Hey, I've heard all this before, and I also hear that it is hard to do, or does not work like it is suppose to. How sure can I be that this will work for me? It all depends upon the person that makes the effort. Stick with it, frequent the related forums, ask the right questions, and perform the needed searches when you have to, and you can get there. But it could take several tries or several weeks, maybe longer, to get it all in place. Only you can best decide when the task is done.
Why should I bother? Because, like I said before, change is being forced on us all. Our older versions of Windows and applications are gong to get cut off at some point, and there won't be any other support offered. But the Virtual Machine is not only a pretty safe place to run your client in, but can be set up to have certain characteristics that mask off advanced architectural features in the hardware that the client OS is not really able to deal with. And the VM manager is also able to let your host OS and guests OSes (yes, you can have multiples if your PC is that advanced) share data by clipboard or file sharing. In fact, the host and guests appear to each other as machines on the same network, even though they are all in the same box and using the same hardware.
There are still some problems to resolve for many, One is that XP is designed to have limited deployment, with verification, registration, and validation done so that it's reuse is virtually done away with. This has been coped with to some degree by others, but not all would want to undertake this approach.
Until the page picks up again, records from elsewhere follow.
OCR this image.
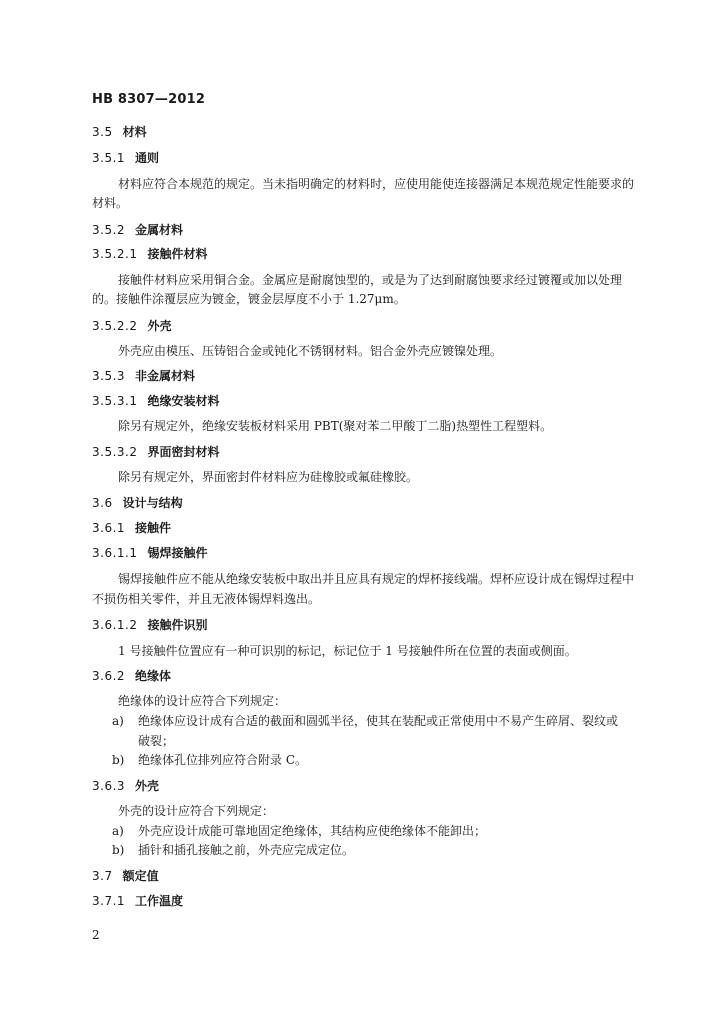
HB 8307—2012
3.5 材料
3.5.1 通则
材料应符合本规范的规定。当未指明确定的材料时，应使用能使连接器满足本规范规定性能要求的
材料。
3.5.2 金属材料
3.5.2.1 接触件材料
接触件材料应采用铜合金。金属应是耐腐蚀型的，或是为了达到耐腐蚀要求经过镀覆或加以处理
的。接触件涂覆层应为镀金，镀金层厚度不小于 1.27μm。
3.5.2.2 外壳
外壳应由模压、压铸铝合金或钝化不锈钢材料。铝合金外壳应镀镍处理。
3.5.3 非金属材料
3.5.3.1 绝缘安装材料
除另有规定外，绝缘安装板材料采用 PBT(聚对苯二甲酸丁二脂)热塑性工程塑料。
3.5.3.2 界面密封材料
除另有规定外，界面密封件材料应为硅橡胶或氟硅橡胶。
3.6 设计与结构
3.6.1 接触件
3.6.1.1 锡焊接触件
锡焊接触件应不能从绝缘安装板中取出并且应具有规定的焊杯接线端。焊杯应设计成在锡焊过程中
不损伤相关零件，并且无液体锡焊料逸出。
3.6.1.2 接触件识别
1 号接触件位置应有一种可识别的标记，标记位于 1 号接触件所在位置的表面或侧面。
3.6.2 绝缘体
绝缘体的设计应符合下列规定：
a) 绝缘体应设计成有合适的截面和圆弧半径，使其在装配或正常使用中不易产生碎屑、裂纹或
破裂；
b) 绝缘体孔位排列应符合附录 C。
3.6.3 外壳
外壳的设计应符合下列规定：
a) 外壳应设计成能可靠地固定绝缘体，其结构应使绝缘体不能卸出；
b) 插针和插孔接触之前，外壳应完成定位。
3.7 额定值
3.7.1 工作温度
2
An alternative that I favor is to use Windows 2000 Pro, which is essentially the earlier core aspect of XP, stripped of some of its enhancements, but also without the rigors of tight licensing rules. The only limitations on either version of Windows is that initially, neither is set up to recognize 48-bit LBA addressing, which is needful with large hard drives and partitions. But apparently this can be dealt with, either by a custom modified install CD or by only permitting the designated C: partition size of up to its limit of 137 Megabytes.
My search right now is to find out exactly how to customize an install CD for either Windows 2K Pro or XP that would cause the installer to recognize and use 48-bit LBA at the start of the install ,process. I've clues, but until I try the several methods suggested, I will not know for sure.
Is it all worth it? Hey, I really like the mix of Ubuntu and Windows working side by side on the same PC at once. (Okay, one is atop the other, but it seems side by side). There are features in both to make them worth while, and one might have something on the surface that the other lacks, so I just toggle over to use it.
I'm particularly thrilled to find and prove that I can come to terms with what has to be done to take the initiative away from a giant cooperation that only seeks to fill its own pockets at our expense. So there is no harm in knowing that my copy of Windows has been long paid for, and Ubuntu is a great Linux distro that would please many Windows users once they become somewhat familiar with it, yet costs us nothing to download and install.
So, to answer my own question, I guess it is a question of what you mean by the words "Go Any Farther".. In my case, I take that to mean go forward with what I already own and will continue to use, in conjunction with what else I choose to adopt. Others will likely take it somewhat differently.